E
José, despertando do sono, fez como o anjo do Senhor lhe ordenara, e
recebeu sua mulher
Mateus,
1;24
Então
eu sonhei que tu voltavas; tu eras aquela menina florida deusa dos
olhos volúveis pousada na mão das ondas que eu conheci num dia de
sol nascendo de uma concha como numa pintura renascentista e desde
que te vi, deixei meus olhos sozinhos na soleira da tua porta. Tu
dormias em tua alcova e eu tinha medo de te procurar, eu sabia que tu
não gostavas de mim, tu que me dizia que eu era velho demais para
você mas eu te acolhi com todo o amor de mortal, mas eu te amava e,
no entanto era feliz. Eu tinha a eternidade ao meu lado, mas me
sentia um tolo e ridículo e um velho apaixonado nos umbrais da
morte, eu ia confessar meu sonho para ti e tu ias rir da minha cara,
tu que não sabes ainda o que é amar como eu te amo. Eu te amo e tu
sabes mas tu acha que eu não sei o que é amar e acho que nem tu
sabes o que é amar. Eu posso não ser inteligente e esperto e talvez
eu até diga para ti que eu sou meio tosco mas eu sei o que é amar.

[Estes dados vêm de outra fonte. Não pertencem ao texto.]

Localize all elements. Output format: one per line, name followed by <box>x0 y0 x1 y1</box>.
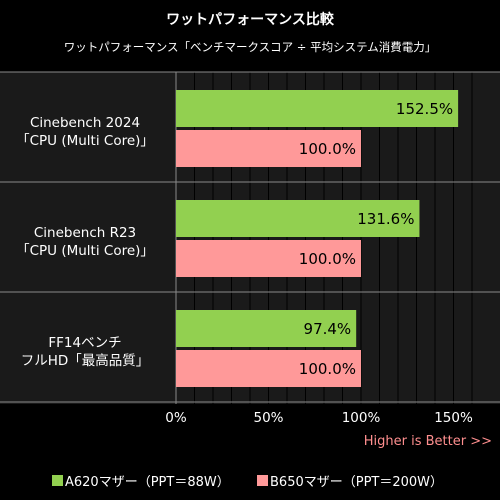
legend-label-b650: B650マザー（PPT＝200W） <box>270 475 444 490</box>
bar-a620-1 <box>176 200 420 237</box>
x-tick-label: 150% <box>434 410 473 426</box>
bar-b650-1 <box>176 240 361 277</box>
higher-is-better-note: Higher is Better >> <box>363 434 492 449</box>
value-label-a620-0: 152.5% <box>396 100 453 118</box>
x-tick-label: 50% <box>253 410 283 426</box>
x-tick-label: 100% <box>342 410 381 426</box>
value-label-a620-2: 97.4% <box>304 320 352 338</box>
legend-item-b650: B650マザー（PPT＝200W） <box>257 471 443 490</box>
category-label-line: Cinebench R23 <box>33 225 137 241</box>
category-label-ff14: FF14ベンチ フルHD「最高品質」 <box>0 334 170 370</box>
value-label-b650-2: 100.0% <box>299 360 356 378</box>
category-label-line: Cinebench 2024 <box>29 115 141 131</box>
chart-title: ワットパフォーマンス比較 <box>166 12 334 28</box>
bar-a620-2 <box>176 310 357 347</box>
legend-label-a620: A620マザー（PPT＝88W） <box>65 475 230 490</box>
category-label-line: 「CPU (Multi Core)」 <box>16 243 154 259</box>
value-label-b650-0: 100.0% <box>299 140 356 158</box>
bar-a620-0 <box>176 90 459 127</box>
value-label-b650-1: 100.0% <box>299 250 356 268</box>
legend-swatch-b650 <box>257 475 268 486</box>
chart-subtitle: ワットパフォーマンス「ベンチマークスコア ÷ 平均システム消費電力」 <box>63 40 437 54</box>
legend-swatch-a620 <box>52 475 63 486</box>
bar-b650-0 <box>176 130 361 167</box>
value-label-a620-1: 131.6% <box>357 210 414 228</box>
x-tick-label: 0% <box>165 410 187 426</box>
category-label-cinebench-r23: Cinebench R23 「CPU (Multi Core)」 <box>0 224 170 260</box>
category-label-line: 「CPU (Multi Core)」 <box>16 133 154 149</box>
legend-item-a620: A620マザー（PPT＝88W） <box>52 471 230 490</box>
category-label-line: フルHD「最高品質」 <box>20 353 150 369</box>
bar-b650-2 <box>176 350 361 387</box>
category-label-cinebench-2024: Cinebench 2024 「CPU (Multi Core)」 <box>0 114 170 150</box>
category-label-line: FF14ベンチ <box>48 335 122 351</box>
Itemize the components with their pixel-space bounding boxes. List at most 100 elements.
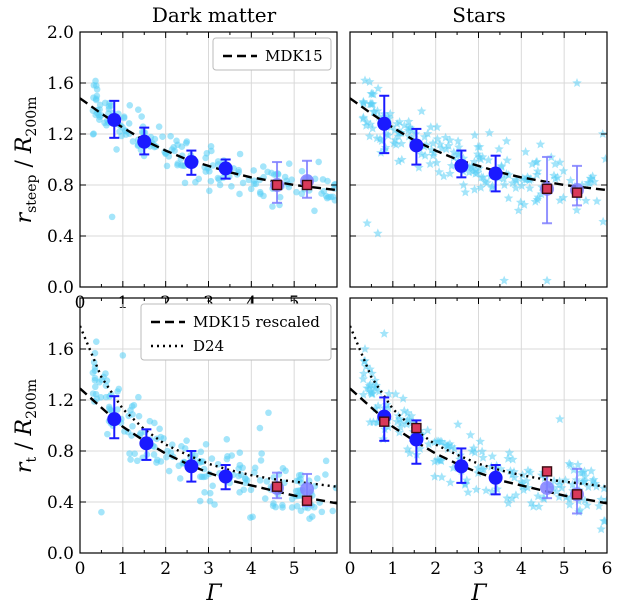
scatter-point xyxy=(236,449,244,456)
scatter-point xyxy=(163,453,170,461)
scatter-star xyxy=(532,169,542,179)
scatter-star xyxy=(368,89,379,99)
scatter-point xyxy=(261,495,269,502)
x-axis-label-left: Γ xyxy=(205,581,222,606)
scatter-point xyxy=(196,497,204,505)
scatter-point xyxy=(156,425,163,433)
scatter-point xyxy=(332,484,337,492)
y-tick-label: 0.0 xyxy=(47,544,74,564)
scatter-point xyxy=(247,185,255,193)
scatter-star xyxy=(555,195,565,205)
scatter-star xyxy=(507,493,517,503)
median-point xyxy=(107,112,122,127)
x-tick-label: 0 xyxy=(345,559,356,579)
scatter-point xyxy=(174,161,181,169)
scatter-point xyxy=(155,123,163,130)
scatter-point xyxy=(165,467,173,475)
scatter-point xyxy=(298,167,306,175)
scatter-point xyxy=(92,77,99,85)
scatter-star xyxy=(422,425,433,435)
y-tick-label: 1.6 xyxy=(47,74,74,94)
scatter-point xyxy=(281,173,289,181)
panel-bottom-right: 0 1 2 3 4 5 6 xyxy=(345,297,612,579)
scatter-point xyxy=(322,192,330,200)
scatter-star xyxy=(487,451,498,461)
scatter-point xyxy=(209,162,217,169)
scatter-star xyxy=(555,414,565,424)
scatter-star xyxy=(405,448,415,458)
scatter-star xyxy=(533,166,543,176)
square-marker xyxy=(271,481,283,492)
scatter-star xyxy=(523,465,533,475)
square-marker xyxy=(301,179,313,191)
scatter-point xyxy=(252,180,260,188)
scatter-star xyxy=(503,498,514,508)
scatter-star xyxy=(473,463,483,472)
panel-top-left: 0 1 2 3 4 50.00.40.81.21.62.0 xyxy=(47,23,338,313)
scatter-star xyxy=(494,144,504,154)
scatter-star xyxy=(369,107,379,117)
scatter-point xyxy=(314,475,321,482)
square-marker xyxy=(271,179,283,191)
scatter-star xyxy=(517,180,527,190)
square-marker xyxy=(411,422,422,434)
scatter-star xyxy=(482,177,492,187)
median-point xyxy=(184,459,199,474)
x-tick-label: 4 xyxy=(516,559,527,579)
scatter-star xyxy=(437,143,447,153)
scatter-star xyxy=(362,383,372,393)
scatter-star xyxy=(478,172,488,182)
scatter-star xyxy=(499,275,509,285)
legend-label: MDK15 rescaled xyxy=(193,313,320,331)
scatter-star xyxy=(432,134,443,144)
scatter-star xyxy=(378,434,388,444)
scatter-point xyxy=(167,132,174,140)
scatter-star xyxy=(359,368,369,378)
scatter-point xyxy=(181,179,189,187)
scatter-star xyxy=(364,76,375,86)
y-tick-label: 0.4 xyxy=(47,227,74,247)
scatter-point xyxy=(310,503,318,511)
scatter-point xyxy=(120,114,128,122)
scatter-star xyxy=(511,490,521,500)
scatter-star xyxy=(594,501,604,511)
scatter-star xyxy=(572,205,582,215)
scatter-star xyxy=(358,98,369,108)
scatter-star xyxy=(537,470,547,480)
scatter-star xyxy=(470,168,481,178)
scatter-star xyxy=(581,195,591,205)
curve-mdk15 xyxy=(80,97,337,192)
scatter-star xyxy=(591,481,602,491)
scatter-star xyxy=(464,167,474,177)
scatter-point xyxy=(91,349,99,357)
scatter-star xyxy=(373,228,383,238)
curve-mdk15 xyxy=(80,387,337,505)
scatter-star xyxy=(600,154,607,164)
scatter-star xyxy=(549,170,559,180)
scatter-point xyxy=(276,193,284,201)
scatter-star xyxy=(596,524,606,534)
scatter-point xyxy=(249,513,256,521)
panel-top-right xyxy=(349,31,608,288)
scatter-star xyxy=(449,443,460,453)
x-tick-label: 2 xyxy=(430,559,441,579)
square-marker xyxy=(571,187,583,198)
scatter-point xyxy=(200,473,207,481)
y-tick-label: 0.8 xyxy=(47,442,74,462)
scatter-star xyxy=(518,485,529,495)
median-point xyxy=(488,166,503,181)
scatter-star xyxy=(416,106,427,116)
scatter-point xyxy=(318,508,326,516)
scatter-star xyxy=(403,116,414,126)
scatter-point xyxy=(247,486,255,494)
scatter-star xyxy=(445,168,455,178)
scatter-star xyxy=(552,172,563,182)
scatter-star xyxy=(424,439,434,449)
scatter-star xyxy=(439,171,449,181)
scatter-point xyxy=(236,190,243,198)
median-point xyxy=(137,134,152,149)
scatter-point xyxy=(329,507,337,515)
scatter-star xyxy=(393,131,404,141)
y-tick-label: 2.0 xyxy=(47,23,74,43)
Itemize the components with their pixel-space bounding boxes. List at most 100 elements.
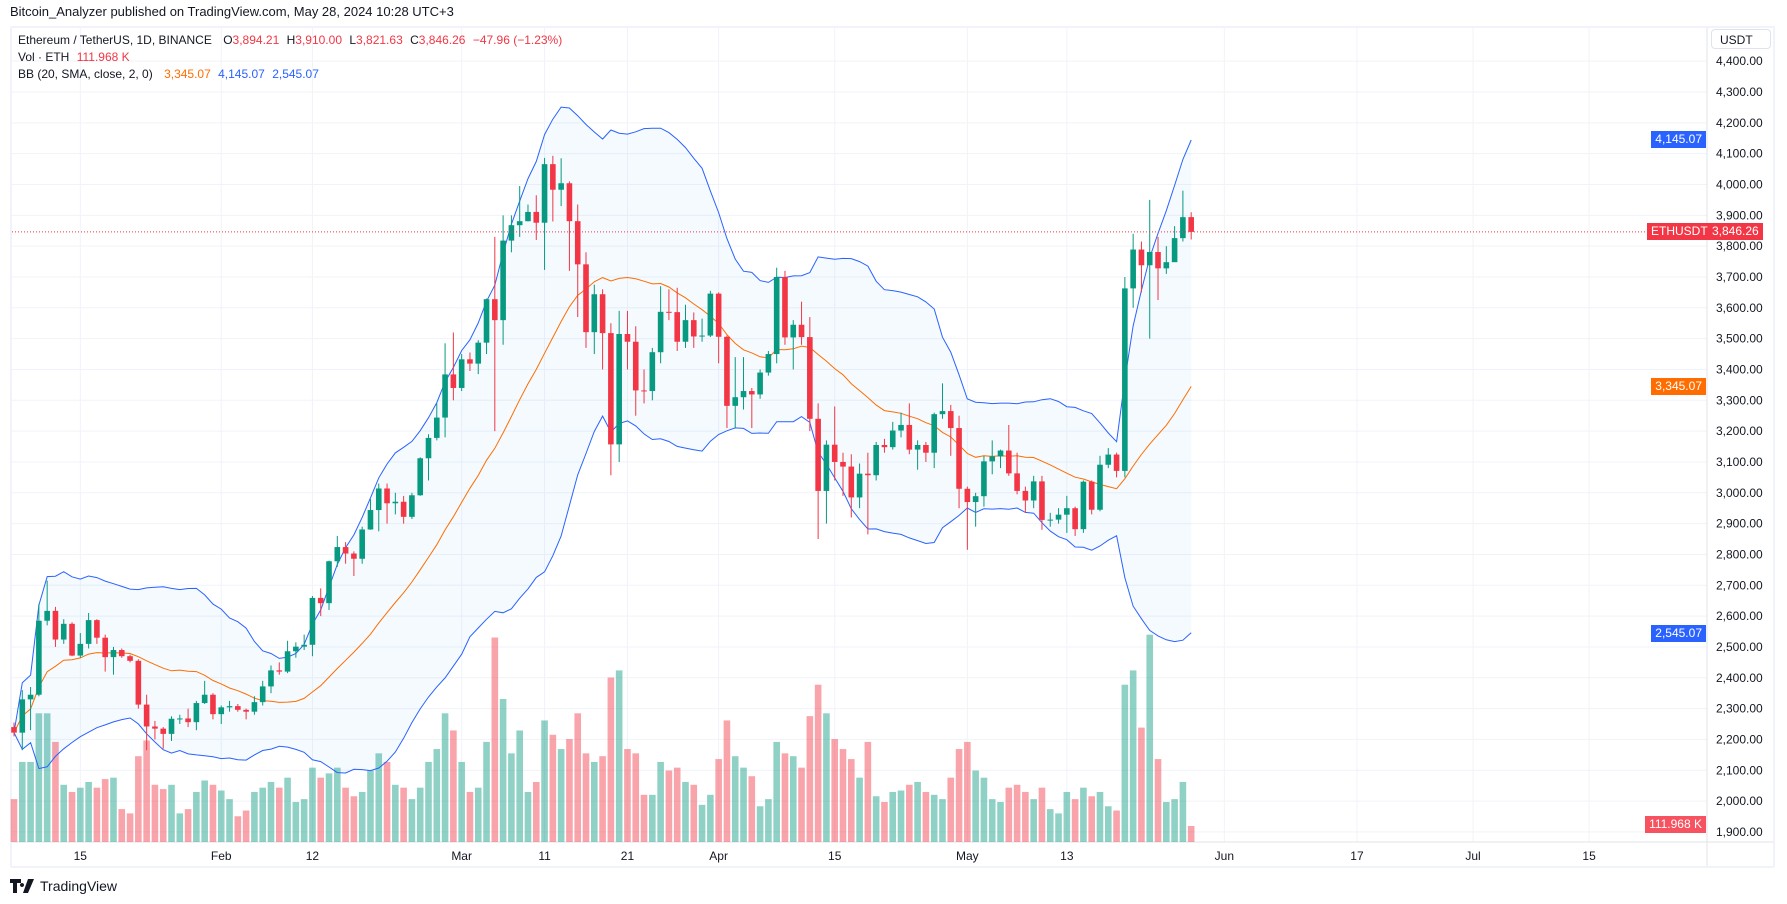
volume-bar: [1063, 791, 1071, 842]
candle-body: [840, 461, 846, 467]
time-tick-label: 15: [828, 849, 842, 863]
chart-frame: [10, 26, 1775, 868]
candle-body: [60, 623, 67, 640]
price-tick-label: 3,900.00: [1716, 208, 1763, 222]
low-value: 3,821.63: [356, 33, 403, 47]
candle-body: [226, 706, 233, 708]
volume-bar: [267, 781, 275, 842]
volume-bar: [574, 713, 582, 842]
candle-body: [210, 694, 216, 715]
volume-bar: [781, 753, 789, 842]
candle-body: [118, 650, 125, 657]
candle-body: [682, 320, 689, 342]
price-tick-label: 2,400.00: [1716, 671, 1763, 685]
price-tick-label: 2,500.00: [1716, 640, 1763, 654]
volume-badge: 111.968 K: [1645, 816, 1706, 833]
time-tick-label: Jun: [1215, 849, 1234, 863]
candle-body: [235, 706, 241, 710]
bb-upper-line: [13, 106, 1192, 733]
candle-body: [931, 414, 937, 453]
bb-upper-value: 4,145.07: [218, 67, 265, 81]
volume-bar: [43, 713, 51, 842]
price-tick-label: 3,000.00: [1716, 486, 1763, 500]
price-tick-label: 3,700.00: [1716, 270, 1763, 284]
tradingview-footer[interactable]: TradingView: [10, 878, 117, 894]
volume-bars: [10, 634, 1195, 842]
volume-bar: [549, 734, 557, 842]
volume-bar: [773, 741, 780, 842]
candle-body: [856, 473, 863, 498]
candle-body: [1163, 262, 1170, 269]
volume-bar: [847, 759, 855, 842]
volume-bar: [1138, 727, 1145, 842]
candle-body: [1146, 252, 1153, 266]
candle-body: [790, 324, 797, 338]
candle-body: [889, 430, 896, 448]
volume-bar: [789, 756, 797, 842]
symbol-price-badge: ETHUSDT: [1647, 223, 1712, 241]
volume-bar: [765, 799, 772, 842]
volume-bar: [964, 741, 971, 842]
volume-bar: [508, 753, 515, 842]
volume-bar: [1154, 759, 1162, 842]
candle-body: [632, 341, 639, 391]
currency-button[interactable]: USDT: [1711, 29, 1771, 49]
volume-bar: [872, 796, 880, 842]
volume-bar: [425, 761, 432, 842]
bb-lower-value: 2,545.07: [272, 67, 319, 81]
candle-body: [773, 276, 780, 355]
candle-body: [508, 225, 515, 241]
candle-body: [268, 670, 274, 687]
candle-body: [881, 445, 888, 448]
volume-bar: [209, 784, 217, 842]
grid: [12, 28, 1707, 842]
candle-body: [699, 335, 705, 337]
volume-bar: [1046, 809, 1054, 842]
candle-body: [516, 221, 523, 226]
candle-body: [152, 726, 158, 729]
candle-body: [1130, 249, 1136, 289]
candle-body: [309, 597, 316, 645]
candle-body: [102, 637, 108, 658]
volume-bar: [450, 730, 457, 842]
candle-body: [276, 670, 283, 672]
price-tick-label: 3,400.00: [1716, 362, 1763, 376]
bb-fill: [14, 107, 1192, 774]
bb-legend: BB (20, SMA, close, 2, 0) 3,345.07 4,145…: [18, 67, 323, 81]
volume-bar: [673, 767, 681, 842]
candle-body: [690, 320, 697, 337]
candle-body: [143, 704, 150, 727]
volume-bar: [997, 801, 1004, 842]
price-tick-label: 2,900.00: [1716, 517, 1763, 531]
time-tick-label: Apr: [709, 849, 728, 863]
volume-bar: [615, 670, 623, 842]
volume-bar: [665, 770, 673, 842]
candle-body: [342, 547, 349, 554]
time-tick-label: May: [956, 849, 979, 863]
candle-body: [201, 694, 208, 704]
bb-basis-value: 3,345.07: [164, 67, 211, 81]
candle-body: [807, 337, 813, 419]
candle-body: [865, 473, 871, 476]
volume-bar: [151, 784, 159, 842]
time-tick-label: 13: [1060, 849, 1074, 863]
volume-bar: [955, 749, 963, 842]
candle-body: [757, 372, 763, 395]
volume-bar: [135, 756, 142, 842]
price-tick-label: 2,100.00: [1716, 763, 1763, 777]
price-tick-label: 2,200.00: [1716, 732, 1763, 746]
time-tick-label: Jul: [1465, 849, 1480, 863]
volume-bar: [607, 677, 615, 842]
open-label: O: [223, 33, 233, 47]
candle-body: [616, 334, 622, 445]
candle-body: [641, 390, 647, 392]
time-tick-label: 15: [1582, 849, 1596, 863]
bb-lower-line: [13, 415, 1192, 774]
volume-bar: [599, 756, 606, 842]
volume-bar: [624, 749, 631, 842]
candle-body: [1138, 249, 1145, 266]
volume-bar: [77, 787, 84, 842]
candle-body: [409, 495, 415, 517]
candle-body: [798, 324, 805, 338]
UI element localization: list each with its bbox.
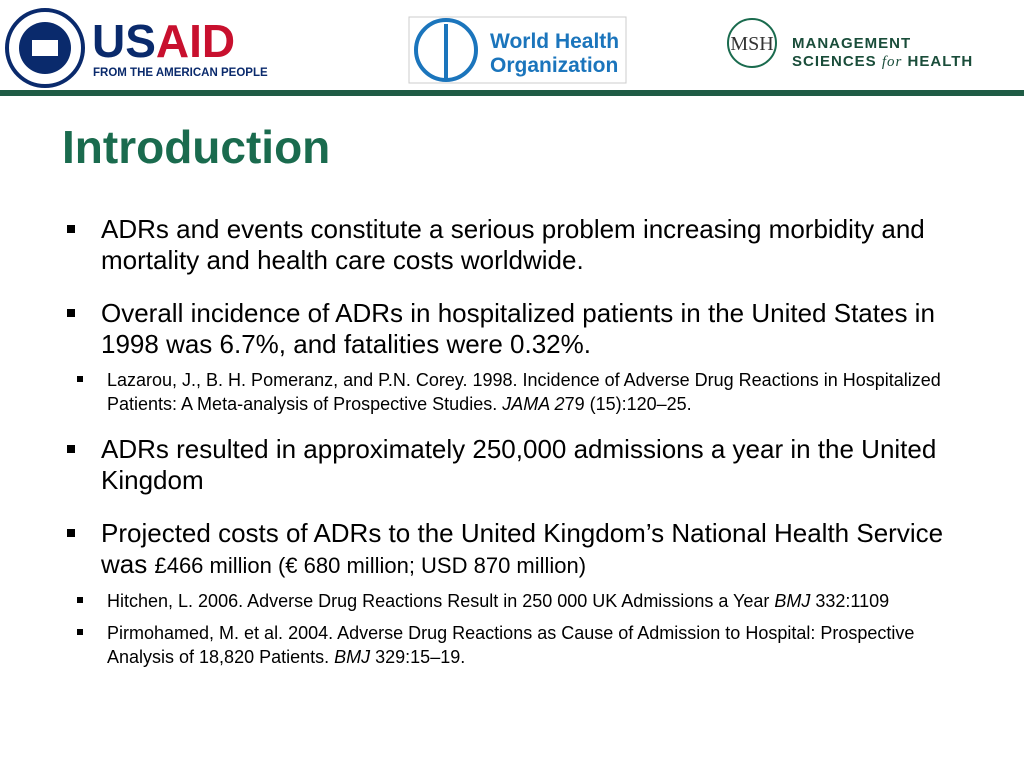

Porque o que eu sinto por você, todos os dias, todas as noites,
todas as horas vazias, todos os dias perdidos da minha solidão, eu
sempre penso em ti e isso só pode ser amor. No sonho, tu me conduzia
pela rua - como naquela vez, lembra? - e eu fazia todas as tuas
vontades, tu tão airosa e pueril e boba e linda como uma menina
grande de vinte e poucos anos e te comprei até aquela camiseta com
uma estampa do Che Guevara e tu me levaste na Banca 15 porque tu não
conhecias ainda o sorvete da Banca 15 e eu sabia que tudo aquilo para
ti era banal e fútil como uma tarde de dia de semana mas para mim
você era o caminho, a verdade e a vida ou seja lá o que quer que
seja. Mas eu sabia que não era para sempre e sabia que quando
fôssemos embora daquela cidade todo o nosso caminho seria sagrado e
tu serias bem-aventurada em todas as gerações, mas eu também sabia
que era o fim e que tu irias me esquecer e tu iria voltar para o teu
rincão e para os teus amigos bonitos e simpáticos e inteligentes e
ia arrumar um namorado, ia noivar e ia se casar e eu ia ficar em meu
catre sozinho sozinho olhando a distante estrela de Belém e
imaginando se tu ainda pensarias em mim e nas palavras bonitas que eu
te escrevi e nas canções que eu compus para ti e do meu jeito tolo,
trêfego e triste de ser, pensava se tu ainda lembras de mim, que
sobe no alto do monte e contempla a noite imaginando que aquela
luzinha distante no horizonte noturno é você, lá na distância
fria do horizonte, talvez ninando o seu filhinho pequeno em seu colo
enquanto olhas pela janela, seu bambino que já deve ter esgotado
todo o estoque de fraldas que você ganhou no chá, imagino que você
é jovem, o menino vai crescer, você vai mudar, vai voltar para mim
e eu estarei sempre a te esperar. Por que você quis ter esse filho,
meu amor? Eu não posso competir com ele. Te espero mas já percebi,
já vi que acabou. Sem que se mova o meu espanto na noite ancorada da
minha solidão, mesmo sendo inútil, vou querer saber porque tudo o
que eu quis de mais vivo me disse não. Tudo aqui parece secundário,
na vida secundária de uma pessoa secundária de alguém que viveu um
dia com você e que esteve em seus braços, eu beijando os teus
lábios e os teus peitos que você agora dá de mamar, penso em você
sorrindo e penso que estou envelhecendo e que você está
envelhecendo e que tudo está envelhecendo e eu ficando cada vez mais
assustado com o fato de que o tempo passou e prá você eu sou apenas
uma vaquinha de presépio em sua vida, pego a longa e cansativa
estrada de novo e vejo da janela do ônibus você com seu filho nos
braços, um menino gentil, esperto, rosado e gordo, como os anjos e
os cupidos que a arte nos representa em seus painéis, olhe como é
bela essa criança que me insulta com seu sorriso banguela, enfim,
adeus; vou-me embora, meu amor. Por que as coisas são assim, não é?
A verdade é que posso dizer que, sem saber, me encontrei em você
completamente e isso me enriqueceu. O que tinha de ser. O Purgatório
não é uma porta que se abre para o Céu? Enfim, vou te deixar e te
esquecer para sempre, porque eu não tenho nada a ver com a sua vida.